From these starting points, the project undertook a journey of exploring and looking to improve children’s early opportunities for play and interaction, and to improve the wellbeing and sense of community and connectedness for their families, this was called the ‘Find your Village’ project.

What did the project involve? 

This project sought to build on the previous work of the ‘Find your Village’ project and develop young peoples’ ability, creatively, to contribute to evidence-building and policy development about neighbourhood geography and ‘place-making’ as a prototype/template for including the experiences of children and young people from ethnically diverse communities prototype/template as young place consultants with wellbeing and community at the heart. The aim was to explore how local policies about neighbourhood geography could take more account of the experiences of young people from ethnically diverse communities.

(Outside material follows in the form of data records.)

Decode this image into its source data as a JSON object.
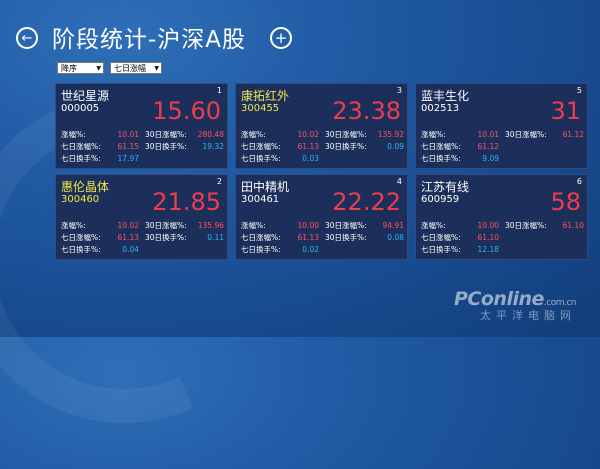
{
  "header": {
    "title": "阶段统计-沪深A股",
    "back_icon": "←",
    "add_icon": "+"
  },
  "filters": {
    "sort_value": "降序",
    "range_value": "七日涨幅"
  },
  "labels": {
    "change": "涨幅%:",
    "change7": "七日涨幅%:",
    "turnover7": "七日换手%:",
    "change30": "30日涨幅%:",
    "turnover30": "30日换手%:"
  },
  "cards": [
    {
      "rank": "1",
      "name": "世纪星源",
      "code": "000005",
      "price": "15.60",
      "highlight": false,
      "change": "10.01",
      "change7": "61.15",
      "turnover7": "17.97",
      "change30": "280.48",
      "turnover30": "19.32"
    },
    {
      "rank": "3",
      "name": "康拓红外",
      "code": "300455",
      "price": "23.38",
      "highlight": true,
      "change": "10.02",
      "change7": "61.13",
      "turnover7": "0.03",
      "change30": "135.92",
      "turnover30": "0.09"
    },
    {
      "rank": "5",
      "name": "蓝丰生化",
      "code": "002513",
      "price": "31",
      "highlight": false,
      "change": "10.01",
      "change7": "61.12",
      "turnover7": "9.09",
      "change30": "61.12",
      "turnover30": ""
    },
    {
      "rank": "2",
      "name": "惠伦晶体",
      "code": "300460",
      "price": "21.85",
      "highlight": true,
      "change": "10.02",
      "change7": "61.13",
      "turnover7": "0.04",
      "change30": "135.96",
      "turnover30": "0.11"
    },
    {
      "rank": "4",
      "name": "田中精机",
      "code": "300461",
      "price": "22.22",
      "highlight": false,
      "change": "10.00",
      "change7": "61.13",
      "turnover7": "0.02",
      "change30": "94.91",
      "turnover30": "0.08"
    },
    {
      "rank": "6",
      "name": "江苏有线",
      "code": "600959",
      "price": "58",
      "highlight": false,
      "change": "10.00",
      "change7": "61.10",
      "turnover7": "12.18",
      "change30": "61.10",
      "turnover30": ""
    }
  ],
  "watermark": {
    "logo": "PConline",
    "domain": ".com.cn",
    "subtitle": "太平洋电脑网"
  }
}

The project included the following activities:

  1. Identify secondary school participants (two groups of 4 from year-group bubbles to permit outdoor activities).
  2. Workshops for secondary school/teenage participants – mix of zoom and outdoors – that sought to bring them together, gather their ideas, imagine change, explore ways to portray and/or enact the change (for example using bodies to make the shapes of things they would like to be there), creating images/video/audio that can be presented to stakeholders.
  3. Creative project to consider options, design and build an indicative example of an outdoor temporary structure for children and families to meet and to play outdoors regardless of viruses or weather.
  4. Consultancy involvement from Mora McLagan, Filmmaker in a workshop to support the young people to make their own short films using free (Adobe Spark) software.
  5. Explore key local and national policy frameworks and relationships within which these advocacy activities might contribute.

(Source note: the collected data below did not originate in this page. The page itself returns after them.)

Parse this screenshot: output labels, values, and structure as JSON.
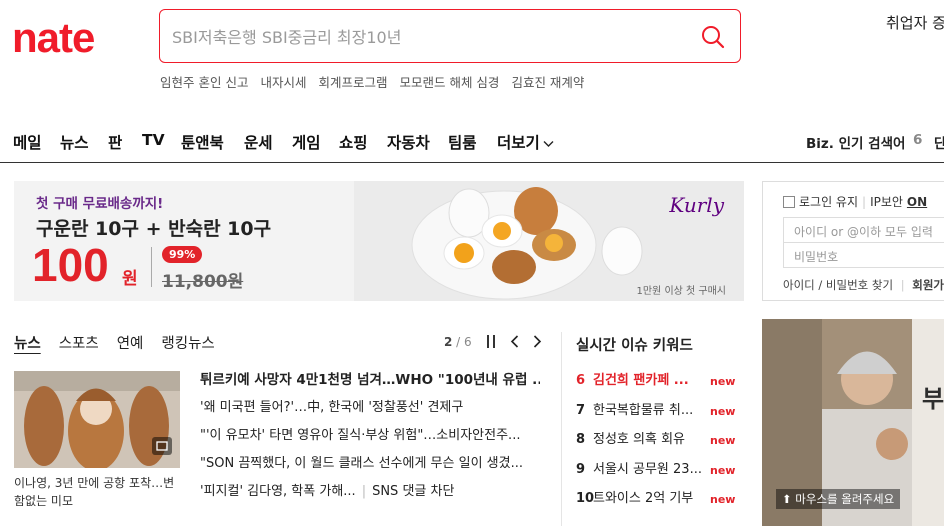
{
  "logo": {
    "text": "nate",
    "color": "#f01c2a"
  },
  "search": {
    "placeholder": "SBI저축은행 SBI중금리 최장10년"
  },
  "hot_keywords": [
    "임현주 혼인 신고",
    "내자시세",
    "회계프로그램",
    "모모랜드 해체 심경",
    "김효진 재계약"
  ],
  "top_right": {
    "text": "취업자 증"
  },
  "gnb": {
    "items": [
      "메일",
      "뉴스",
      "판",
      "TV",
      "툰앤북",
      "운세",
      "게임",
      "쇼핑",
      "자동차",
      "팀룸",
      "더보기"
    ],
    "biz_label": "Biz. 인기 검색어",
    "biz_rank": "6",
    "biz_cut": "단"
  },
  "ad": {
    "line1": "첫 구매 무료배송까지!",
    "line2": "구운란 10구 + 반숙란 10구",
    "price": "100",
    "currency": "원",
    "discount": "99%",
    "original_price": "11,800원",
    "brand": "Kurly",
    "note": "1만원 이상 첫 구매시"
  },
  "login": {
    "keep_login": "로그인 유지",
    "ip_security": "IP보안",
    "ip_on": "ON",
    "id_placeholder": "아이디 or @이하 모두 입력",
    "pw_placeholder": "비밀번호",
    "find_link": "아이디 / 비밀번호 찾기",
    "join_link": "회원가입"
  },
  "news": {
    "tabs": [
      "뉴스",
      "스포츠",
      "연예",
      "랭킹뉴스"
    ],
    "page": "2",
    "total": "6",
    "thumb_caption": "이나영, 3년 만에 공항 포착…변함없는 미모",
    "items": [
      "튀르키예 사망자 4만1천명 넘겨…WHO \"100년내 유럽 ...",
      "'왜 미국편 들어?'…中, 한국에 '정찰풍선' 견제구",
      "\"'이 유모차' 타면 영유아 질식·부상 위험\"…소비자안전주...",
      "\"SON 끔찍했다, 이 월드 클래스 선수에게 무슨 일이 생겼...",
      "'피지컬' 김다영, 학폭 가해..."
    ],
    "extra_item": "SNS 댓글 차단"
  },
  "realtime": {
    "title": "실시간 이슈 키워드",
    "items": [
      {
        "rank": "6",
        "keyword": "김건희 팬카페 ...",
        "badge": "new"
      },
      {
        "rank": "7",
        "keyword": "한국복합물류 취...",
        "badge": "new"
      },
      {
        "rank": "8",
        "keyword": "정성호 의혹 회유",
        "badge": "new"
      },
      {
        "rank": "9",
        "keyword": "서울시 공무원 23...",
        "badge": "new"
      },
      {
        "rank": "10",
        "keyword": "트와이스 2억 기부",
        "badge": "new"
      }
    ]
  },
  "side_ad": {
    "hint": "마우스를 올려주세요",
    "partial_text": "부"
  }
}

Who are the team and what do they bring?

  • Tom Allport (Bristol Medical School) is a researcher and paediatrician who works on understanding ways to improve children and young people’s development and participation despite the challenges of disabling situations.
  • Mora McLagan (Atgo Productions) is a Communications Consultant and former journalist now working in the charity sector. Having previously studied Social Anthropology and practiced participatory research, she is interested using digital story-telling to empower individuals to improve their communities and transform lives around them.

What were the results?

Photography and Quotes from a Young People’s Consultation on Netham Park

  • Images, video and audio to communicate creative ideas and messages.
  • Ideas for how social housing estate might contribute more positively to young people’s and families’ wellbeing, play and connectedness.
  • Engagement with current and future design and building processes of local urban developments.
  • Interface with ‘indicative’ Council award of CIL funding to Netham Park to improve facilities for children, young people and families.
  • Evaluation, risk-assessment and dissemination of concept of temporary structures for children and families to meet and to play outdoors.
  • Report and further policy briefing.

The project was able to attain additional NIHR RCF funding and ‘Green’ Social Prescribing Funding to further develop the project. Tom Allport was also invited to be on the steering group for Bristol City’s new Parks and Green Spaces Strategy development process.